We May Never Know the Extent of Arya's Faceless Man Abilities on Game of Thrones


As the surviving characters on Game of Thrones condense and come together to fight the final battles, there's more than just swords and arrows at play — there's magic, too. The most obvious show of "battle magic," so to speak, is Daenerys's dragons and the White Walkers, but a notable, non-Three-Eyed Raven character wields semi-magical abilities. During her time with the Faceless Men, Arya Stark picked up some very badass — and very creepy — tricks that have already come in handy.

Put simply, the Faceless Men are able to essentially shape-shift in order to carry out their assassinations, which they regard as a religious duty. Not only can they change their faces, but their entire bodies and even voices will shift to match the identity they've taken on temporarily. Their knowledge and training falls somewhere in between outright magic and pure skill or tech, and it's never described specifically how they train to get their powers. Arya's most explicit use of her training in the series so far came back in season six, when she takes on the face of Walder Frey to destroy his family in revenge for the Red Wedding. After poisoning the gathered Freys, she is seen literally peeling off Frey's face and revealing herself to the servant girl.

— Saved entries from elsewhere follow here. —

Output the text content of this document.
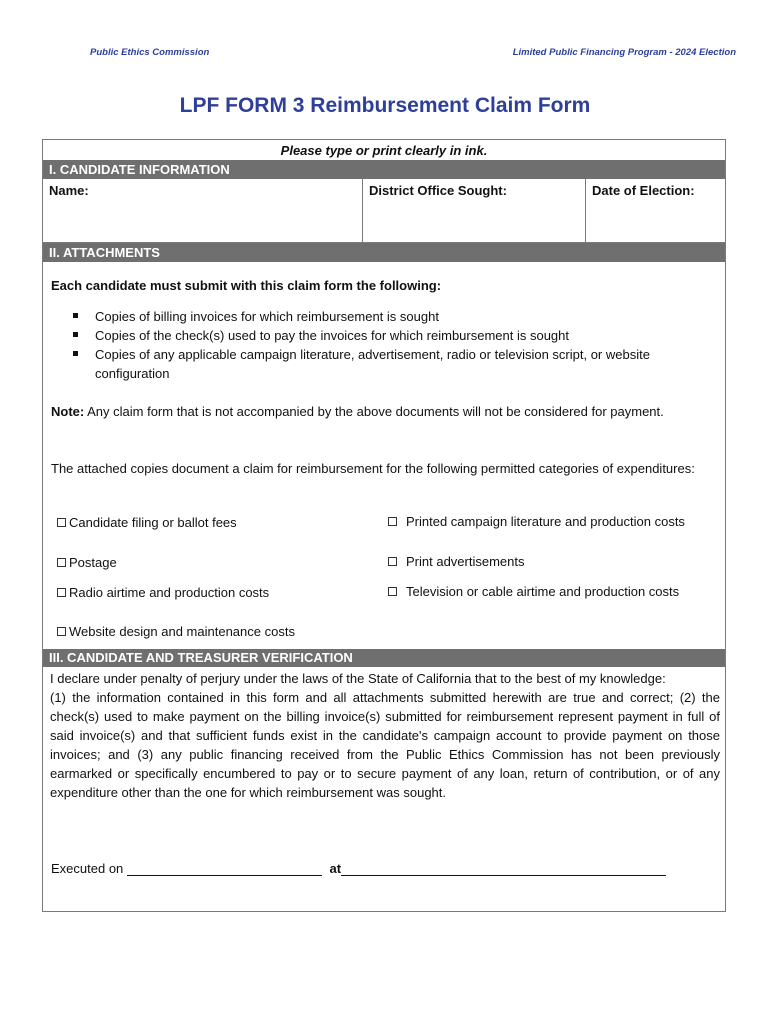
Public Ethics Commission	Limited Public Financing Program - 2024 Election
LPF FORM 3 Reimbursement Claim Form
Please type or print clearly in ink.
I. CANDIDATE INFORMATION
Name:	District Office Sought:	Date of Election:
II. ATTACHMENTS
Each candidate must submit with this claim form the following:
Copies of billing invoices for which reimbursement is sought
Copies of the check(s) used to pay the invoices for which reimbursement is sought
Copies of any applicable campaign literature, advertisement, radio or television script, or website configuration
Note: Any claim form that is not accompanied by the above documents will not be considered for payment.
The attached copies document a claim for reimbursement for the following permitted categories of expenditures:
Candidate filing or ballot fees	Printed campaign literature and production costs
Postage	Print advertisements
Radio airtime and production costs	Television or cable airtime and production costs
Website design and maintenance costs
III. CANDIDATE AND TREASURER VERIFICATION

I declare under penalty of perjury under the laws of the State of California that to the best of my knowledge:

(1) the information contained in this form and all attachments submitted herewith are true and correct; (2) the check(s) used to make payment on the billing invoice(s) submitted for reimbursement represent payment in full of said invoice(s) and that sufficient funds exist in the candidate's campaign account to provide payment on those invoices; and (3) any public financing received from the Public Ethics Commission has not been previously earmarked or specifically encumbered to pay or to secure payment of any loan, return of contribution, or of any expenditure other than the one for which reimbursement was sought.

Executed on	at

It's unknown exactly how the Faceless Men carry out their shape-shifting, and Arya hasn't gone into detail at any point. While the literal shape-shifting and "face wearing" is magically based, Arya and other Faceless Men also undergo training that helps them carry out their duties with discretion and skill: one of the key tenets of the brotherhood is to avoid collateral damage, only killing targets with precision. It's implied that the "faces" or masks themselves are the key to unlocking the shape-shifting. The A Song of Ice and Fire novels are a little more specific, explaining that there's alchemy and blood magic involved, as well as a Hall of Faces where "masks" are stored. All in all, it's a useful skill set, but a deeply creepy one, even by Thrones standards!